When approved, the UWFox campus will join 3D modeled buildings from all over the world submitted by both amateur and professional designers. UWFox will take its place alongside the Eiffel Tower, Golden Gate Bridge, El Cristo Redentor, Lambeau Field and other landmarks included as part of this widely used geographic information modeling environment.
The students were also required to present their finished models to the school, which we did in the form of a poster presentation in the main hallway. When assigned, several of the students complained that this was an unnecessary component of the project that would just be wasting their time. After the models were complete and after they saw the quality of their own work, they were definitely more interested in showing off their product. UWFox posted some photographs of this presentation in a Facebook gallery of some very proud students showing of their work. Afterwards, a couple of students who had complained earlier about the presentation were gracious for the opportunity to show of their work in a public forum.
To bring the groups together and to show the final product of all of their work, I also created and printed a poster, which I presented alongside them. Any instructor who requires this kind of academic work of students should be willing to do the same, and provide a very tangible demonstration of how it's supposed to be done. The poster, which replicates a lot of what is seen elsewhere in this post, is also available to view here.
Pedagogical Lessons LearnedThe project proved invaluable to students because it provided an interesting and applicable way to learn the many varied skills required to successfully complete GEO 106. The project was successful enough in both providing a valuable learning experience and generating excitement that it will certainly be used in another form in coming semesters.
When a similar project is assigned in the future, the next class of students will benefit from better planning and more efficient coordination of the project owed to this first experience. When this project is assigned again, it will be the culmination of a semester specifically designed to develop skills leading to this project. Future students will benefit from the instructor’s significantly improved skills with Google SketchUp, the primary software program used to model the school.

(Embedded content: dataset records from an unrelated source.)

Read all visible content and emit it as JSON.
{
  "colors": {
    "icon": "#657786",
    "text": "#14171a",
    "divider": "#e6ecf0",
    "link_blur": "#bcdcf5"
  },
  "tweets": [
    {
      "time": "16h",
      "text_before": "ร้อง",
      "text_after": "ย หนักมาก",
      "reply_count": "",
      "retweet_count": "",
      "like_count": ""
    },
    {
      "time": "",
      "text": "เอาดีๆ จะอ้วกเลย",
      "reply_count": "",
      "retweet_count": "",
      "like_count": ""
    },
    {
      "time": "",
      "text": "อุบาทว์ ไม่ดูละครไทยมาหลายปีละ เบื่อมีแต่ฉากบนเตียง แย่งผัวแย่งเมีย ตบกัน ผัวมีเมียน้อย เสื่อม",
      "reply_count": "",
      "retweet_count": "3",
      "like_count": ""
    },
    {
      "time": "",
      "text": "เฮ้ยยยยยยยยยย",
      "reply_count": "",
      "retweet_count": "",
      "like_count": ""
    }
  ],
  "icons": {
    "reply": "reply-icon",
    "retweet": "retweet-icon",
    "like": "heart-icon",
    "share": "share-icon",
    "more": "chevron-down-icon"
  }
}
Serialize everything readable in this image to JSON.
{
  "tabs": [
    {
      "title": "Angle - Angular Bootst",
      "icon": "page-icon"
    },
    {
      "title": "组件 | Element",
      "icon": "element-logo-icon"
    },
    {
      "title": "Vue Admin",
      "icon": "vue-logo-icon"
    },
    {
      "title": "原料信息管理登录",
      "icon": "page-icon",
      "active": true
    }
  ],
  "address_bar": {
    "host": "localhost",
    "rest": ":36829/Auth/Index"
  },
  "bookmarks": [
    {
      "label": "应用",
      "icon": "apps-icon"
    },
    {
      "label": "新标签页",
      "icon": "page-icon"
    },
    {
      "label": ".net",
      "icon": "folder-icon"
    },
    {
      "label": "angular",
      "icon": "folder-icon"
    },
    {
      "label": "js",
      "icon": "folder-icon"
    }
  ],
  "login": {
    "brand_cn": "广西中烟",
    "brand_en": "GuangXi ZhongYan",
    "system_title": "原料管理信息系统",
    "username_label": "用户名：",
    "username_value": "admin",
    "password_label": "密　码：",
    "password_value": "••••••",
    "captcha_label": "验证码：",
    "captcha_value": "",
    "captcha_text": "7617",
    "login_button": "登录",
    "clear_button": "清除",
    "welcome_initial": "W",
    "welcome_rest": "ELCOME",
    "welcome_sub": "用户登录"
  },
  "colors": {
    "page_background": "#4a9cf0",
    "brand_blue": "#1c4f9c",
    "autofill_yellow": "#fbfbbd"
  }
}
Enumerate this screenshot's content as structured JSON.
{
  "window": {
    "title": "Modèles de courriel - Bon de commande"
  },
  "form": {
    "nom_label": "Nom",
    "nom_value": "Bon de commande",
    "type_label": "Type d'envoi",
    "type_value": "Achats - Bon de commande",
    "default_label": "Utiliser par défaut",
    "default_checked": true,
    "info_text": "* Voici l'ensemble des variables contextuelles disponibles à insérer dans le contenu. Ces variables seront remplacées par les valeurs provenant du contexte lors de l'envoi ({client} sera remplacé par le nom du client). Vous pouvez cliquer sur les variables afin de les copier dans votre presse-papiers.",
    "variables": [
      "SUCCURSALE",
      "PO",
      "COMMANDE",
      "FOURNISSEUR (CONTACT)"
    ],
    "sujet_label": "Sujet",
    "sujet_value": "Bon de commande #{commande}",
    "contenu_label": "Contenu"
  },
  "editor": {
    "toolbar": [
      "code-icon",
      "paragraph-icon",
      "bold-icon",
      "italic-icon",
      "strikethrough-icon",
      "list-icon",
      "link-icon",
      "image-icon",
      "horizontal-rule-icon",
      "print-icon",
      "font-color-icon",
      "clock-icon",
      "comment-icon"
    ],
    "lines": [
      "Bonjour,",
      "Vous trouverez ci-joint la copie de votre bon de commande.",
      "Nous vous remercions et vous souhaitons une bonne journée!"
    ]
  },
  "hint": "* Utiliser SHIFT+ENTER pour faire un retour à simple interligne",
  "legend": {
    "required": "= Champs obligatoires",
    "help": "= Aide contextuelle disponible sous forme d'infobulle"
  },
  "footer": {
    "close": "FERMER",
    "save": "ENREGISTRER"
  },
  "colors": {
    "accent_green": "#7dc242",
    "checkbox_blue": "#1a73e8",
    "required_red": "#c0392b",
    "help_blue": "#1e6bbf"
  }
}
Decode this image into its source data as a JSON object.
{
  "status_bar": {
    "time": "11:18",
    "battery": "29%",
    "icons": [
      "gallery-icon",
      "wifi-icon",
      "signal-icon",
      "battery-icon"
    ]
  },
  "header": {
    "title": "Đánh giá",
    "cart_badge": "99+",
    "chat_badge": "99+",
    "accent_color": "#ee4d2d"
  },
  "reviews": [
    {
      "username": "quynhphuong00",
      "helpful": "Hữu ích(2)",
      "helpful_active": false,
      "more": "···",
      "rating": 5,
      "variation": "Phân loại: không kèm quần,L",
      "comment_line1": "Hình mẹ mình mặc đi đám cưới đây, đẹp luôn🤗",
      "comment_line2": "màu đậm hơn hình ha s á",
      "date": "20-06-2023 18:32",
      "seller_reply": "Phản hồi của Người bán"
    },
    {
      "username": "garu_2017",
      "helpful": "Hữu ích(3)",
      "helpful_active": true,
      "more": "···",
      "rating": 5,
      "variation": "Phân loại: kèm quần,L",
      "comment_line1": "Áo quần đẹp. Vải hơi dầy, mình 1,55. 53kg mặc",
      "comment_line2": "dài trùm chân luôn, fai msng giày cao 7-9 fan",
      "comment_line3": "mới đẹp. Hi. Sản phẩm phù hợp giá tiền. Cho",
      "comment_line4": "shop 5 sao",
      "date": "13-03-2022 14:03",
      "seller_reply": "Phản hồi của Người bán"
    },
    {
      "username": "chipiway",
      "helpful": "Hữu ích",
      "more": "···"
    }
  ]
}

One major weakness of the project in this iteration is that collaboration remained limited between groups. This is noticeable in the multiple roof colors visible in the final model of the campus. With an extended timeline for completion of the project, students will be able to coordinate better between groups without focusing so intently on simply finishing the group’s responsibility.
Future ApplicationsFuture attempts at using a Google Earth modeling project for GEO 106 could focus on a number of different avenues. Likely, the next iteration of the course will focus on improving upon the existing model with more intricacy, including the addition of land cover, plants and landscaping, signage and other details.
In addition, this particular project could be used in developing town/gown relationships with various community partners. A similar task to modeling the campus would be modeling the main strips of downtown Neenah or Menasha, in coordination with downtown development boards or the chambers of commerce. A possible opportunity is also under development with the NEW Zoo in Green Bay.